Importa porque, sin expansión sostenida de la capacidad productiva, es imposible financiar con holgura la educación, la salud, las pensiones, la seguridad, la infraestructura y la protección social que las personas razonablemente demandan. Importa porque el estancamiento económico prolongado no produce redistribución: produce pugna distributiva, detención de la movilidad social ascendente, deterioro institucional y frustración política. Importa porque los países que no crecen no solo se empobrecen relativamente; también pierden margen de maniobra y capacidad de negociación frente al resto del mundo. Y -hay que resaltarlo- porque el crecimiento democráticamente orientado puede ser compatible con la reducción de la desigualdad, la sustentabilidad ambiental y la mejora de la calidad de vida. No lo garantiza automáticamente, pero sin él esos objetivos se vuelven más difíciles de lograr. Como argumenta Benjamin Friedman en su obra "Las consecuencias morales del crecimiento económico", la expansión material no es solo una cuestión de PIB, sino la base que permite a las sociedades ser más abiertas, tolerantes y democráticas.
Hay además una dimensión política que merece subrayarse con fuerza: el crecimiento económico sostenido e inclusivo no es solo un objetivo de bienestar material; es también un factor decisivo en la legitimidad por rendimiento del régimen democrático. Las democracias que no son capaces de mejorar las condiciones de vida de sus ciudadanos a lo largo del tiempo erosionan su propia base de apoyo. La frustración ante el estancamiento prolongado, la percepción de que el sistema no entrega resultados, alimenta el descrédito de las instituciones y abre espacio a salidas autoritarias o populistas. En ese sentido, el debate sobre cómo crecer más y mejor no es solo un debate económico: es un debate sobre la viabilidad y la calidad de la democracia misma.
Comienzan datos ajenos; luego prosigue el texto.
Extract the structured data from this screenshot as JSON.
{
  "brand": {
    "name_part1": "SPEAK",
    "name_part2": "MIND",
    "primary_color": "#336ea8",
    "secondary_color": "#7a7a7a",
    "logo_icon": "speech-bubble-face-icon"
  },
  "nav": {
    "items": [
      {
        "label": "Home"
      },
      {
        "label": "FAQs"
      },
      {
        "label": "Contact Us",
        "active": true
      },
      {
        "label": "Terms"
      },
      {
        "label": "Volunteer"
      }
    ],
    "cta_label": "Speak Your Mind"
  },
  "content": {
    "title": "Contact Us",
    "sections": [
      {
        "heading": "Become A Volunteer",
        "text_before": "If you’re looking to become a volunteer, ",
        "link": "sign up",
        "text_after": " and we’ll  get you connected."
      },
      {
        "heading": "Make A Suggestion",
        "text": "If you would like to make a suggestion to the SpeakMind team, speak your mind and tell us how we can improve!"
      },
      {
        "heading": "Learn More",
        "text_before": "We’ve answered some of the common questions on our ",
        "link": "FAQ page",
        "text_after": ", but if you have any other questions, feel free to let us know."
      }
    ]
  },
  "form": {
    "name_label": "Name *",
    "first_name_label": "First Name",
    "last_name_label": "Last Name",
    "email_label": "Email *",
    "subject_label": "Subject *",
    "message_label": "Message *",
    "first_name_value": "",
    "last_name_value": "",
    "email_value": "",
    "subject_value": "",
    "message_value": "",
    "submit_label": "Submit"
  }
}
La legitimidad del crecimiento económico como objetivo central de la política pública no es, por tanto, una concesión al conservadurismo ni una rendición ante el mercado. Es simplemente asumir la realidad: que los recursos son escasos, que las demandas sociales son crecientes y que la única forma sostenible de satisfacerlas es ampliando la capacidad productiva de la economía. El debate relevante no es si crecer o no, sino cómo, a qué ritmo, con qué estructura, bajo qué condiciones distributivas y ambientales, y mediante qué combinación de políticas.
Y ahí es donde la conversación pública tiende a empobrecerse.
Mirar toda la economía
Una comprensión cabal de la realidad económica exige mirarla en su totalidad. Eso significa no reducir el análisis a uno solo de sus costados. Significa entender que una economía -y sus mercados- es simultáneamente un sistema de producción y un sistema de distribución; que genera tanto capacidades como demandas; que el nivel de actividad económica en un momento dado depende de cómo interactúan fuerzas que operan desde el lado de la demanda agregada y fuerzas que operan desde el lado de la oferta.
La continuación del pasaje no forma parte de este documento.